Doddapaneni et al. (2007) mentioned that protease CP-1 was very stable in a broad pH range, maintaining over 90% of its original activity between pH 6 and pH 11, and more than 50% of its activity was retained at pH 12. Protease CP-2 was stable between pH 5 and 9, and much lower activity beyond this pH range. while, Salamone and Wodzinski (1997) reported that the pH stability of for the extracellular metalloprotease (SMP 6.1) produced by a soil isolate of Serratia marcescens NRRLB-23112 was examined by incubating the protease in the pH range 4.5 - 11.5 for 60 min at 30 °C, with residual activity. The protease retained more than 50% of its activity from pH 6.5 to 10.5. Also, Nam et al. (2013) stated that the protease enzyme produced by Serratia marcescens S3-R1 exhibited good pH stability with greater than 90% of the maximal activity in alkaline pH ranging from 7 to 11. The stability of the enzyme was significantly decreased below pH 6. Moreover, Sumathi et al. (2012) stated that the optimum relative pH stability for protease enzyme produced by Serratia marcescens NPLR1 was retained about 90% of stability at pH 12.

Metalloprotease Gene

The gene of metalloprotease enzyme (SRP) from various S. marcescens species has been isolated, cloned, and sequenced (Nakahama et al., 1986; Braunagel and Benedik, 1990) and the crystal structure determined (Baumann, 1994). Summary

Serratiopeptidase is a proteolytic enzyme that has been used as anti- inflammatory agent in sinusitis, bronchitis and other inflammatory disorders. Out of 170 bacterial isolates retrieved from soil samples, Serratia marcescens S6, identified by 16s rDNA, was the most potent isolate in protease production that carried an allele of metallo-protease gene in its genome.
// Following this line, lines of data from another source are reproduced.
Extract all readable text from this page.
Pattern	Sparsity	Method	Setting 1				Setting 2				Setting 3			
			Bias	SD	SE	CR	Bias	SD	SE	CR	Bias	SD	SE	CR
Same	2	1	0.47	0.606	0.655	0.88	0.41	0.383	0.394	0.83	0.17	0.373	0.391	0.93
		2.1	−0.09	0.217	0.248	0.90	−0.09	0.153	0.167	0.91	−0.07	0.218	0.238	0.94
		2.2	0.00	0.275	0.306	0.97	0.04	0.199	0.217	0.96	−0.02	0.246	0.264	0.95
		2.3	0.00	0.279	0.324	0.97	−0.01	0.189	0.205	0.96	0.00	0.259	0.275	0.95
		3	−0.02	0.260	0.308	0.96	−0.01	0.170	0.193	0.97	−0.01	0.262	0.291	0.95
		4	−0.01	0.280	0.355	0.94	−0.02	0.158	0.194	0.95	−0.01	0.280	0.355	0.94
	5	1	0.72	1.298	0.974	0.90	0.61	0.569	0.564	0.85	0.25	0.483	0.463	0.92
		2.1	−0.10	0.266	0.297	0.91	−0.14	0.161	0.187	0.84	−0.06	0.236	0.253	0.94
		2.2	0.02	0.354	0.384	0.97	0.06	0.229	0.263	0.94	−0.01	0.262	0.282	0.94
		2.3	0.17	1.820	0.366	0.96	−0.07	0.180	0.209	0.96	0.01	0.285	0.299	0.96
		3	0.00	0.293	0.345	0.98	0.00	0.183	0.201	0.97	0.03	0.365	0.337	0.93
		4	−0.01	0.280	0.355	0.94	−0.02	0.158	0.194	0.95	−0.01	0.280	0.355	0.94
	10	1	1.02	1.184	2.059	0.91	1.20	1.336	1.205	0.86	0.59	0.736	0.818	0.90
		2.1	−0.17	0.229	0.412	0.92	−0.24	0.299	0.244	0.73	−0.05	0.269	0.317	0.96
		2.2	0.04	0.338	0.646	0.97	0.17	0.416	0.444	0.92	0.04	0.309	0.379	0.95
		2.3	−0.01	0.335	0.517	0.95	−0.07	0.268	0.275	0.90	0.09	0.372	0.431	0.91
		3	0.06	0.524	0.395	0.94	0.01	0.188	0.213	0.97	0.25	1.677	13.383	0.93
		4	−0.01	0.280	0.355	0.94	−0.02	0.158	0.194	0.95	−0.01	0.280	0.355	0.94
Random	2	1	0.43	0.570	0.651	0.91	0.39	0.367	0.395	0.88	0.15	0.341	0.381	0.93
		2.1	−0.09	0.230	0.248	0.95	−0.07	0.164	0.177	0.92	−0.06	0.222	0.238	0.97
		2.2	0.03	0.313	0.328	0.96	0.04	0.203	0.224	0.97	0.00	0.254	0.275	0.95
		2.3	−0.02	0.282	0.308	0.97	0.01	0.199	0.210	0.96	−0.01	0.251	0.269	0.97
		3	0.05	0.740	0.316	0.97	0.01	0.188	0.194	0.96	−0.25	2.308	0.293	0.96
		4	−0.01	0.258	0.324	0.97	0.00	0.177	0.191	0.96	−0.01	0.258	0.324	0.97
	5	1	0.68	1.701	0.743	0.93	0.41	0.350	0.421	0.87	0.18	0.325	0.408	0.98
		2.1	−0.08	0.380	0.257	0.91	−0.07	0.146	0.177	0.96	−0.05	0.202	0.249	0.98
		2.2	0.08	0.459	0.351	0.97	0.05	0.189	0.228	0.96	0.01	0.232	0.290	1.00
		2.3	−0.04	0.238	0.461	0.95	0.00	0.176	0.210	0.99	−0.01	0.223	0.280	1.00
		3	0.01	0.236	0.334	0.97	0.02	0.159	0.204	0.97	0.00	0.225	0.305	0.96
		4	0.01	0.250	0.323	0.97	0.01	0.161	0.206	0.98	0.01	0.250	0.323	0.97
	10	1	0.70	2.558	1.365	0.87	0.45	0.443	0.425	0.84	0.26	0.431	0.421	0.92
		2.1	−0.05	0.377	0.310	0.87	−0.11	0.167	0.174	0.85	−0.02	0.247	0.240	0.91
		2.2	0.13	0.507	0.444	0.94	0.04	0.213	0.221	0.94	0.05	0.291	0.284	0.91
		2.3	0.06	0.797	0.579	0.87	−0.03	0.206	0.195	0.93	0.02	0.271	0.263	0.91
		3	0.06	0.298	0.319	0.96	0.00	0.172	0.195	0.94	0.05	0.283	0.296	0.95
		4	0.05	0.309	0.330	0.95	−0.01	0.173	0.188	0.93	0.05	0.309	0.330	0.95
The maximum protease production (534 U/ml) was obtained by 10 g/l casein, 1.0 g/l K2HPO4 and 1% (w/v) fructose, 2mM of ZnSO4, KCl and NaCl, at initial pH 9, with inoculum size 1% (1×108 CFU/ml) incubated at 37⁰ C for 48 h. The extracted enzyme was active and stable at 20-50oC. The optimum pH for its activity were 7- 9. The activity was highly affected by metal ions and some inhibitors like EDTA and Tween 20. After purification and fractionation, S6 protease significantly inhibited acute inflammation in mice lungs after intranasal infection with Acinetobacter baumannii compared to non-treated group. Serratia marcescens - S6 produces stable and active metallo-protease that can be used as a co-treatment in A. baumanii pneumonia infections.

Conclusion it could be concluded that, serratiopeptidase has a specific, anti-inflammatory effect, superior to that of other proteolytic enzymes. It is also used as an anti- inflammatory agent against sinusitis, by thinning the mucous secretion. Serratiopeptidase may be particularly effective for those who have lung problems, as it clears out the inflammation, mucus and dead scar tissues, enabling the body's own natural healing system to replace the bad tissue with healthy tissue resulting in better lung function.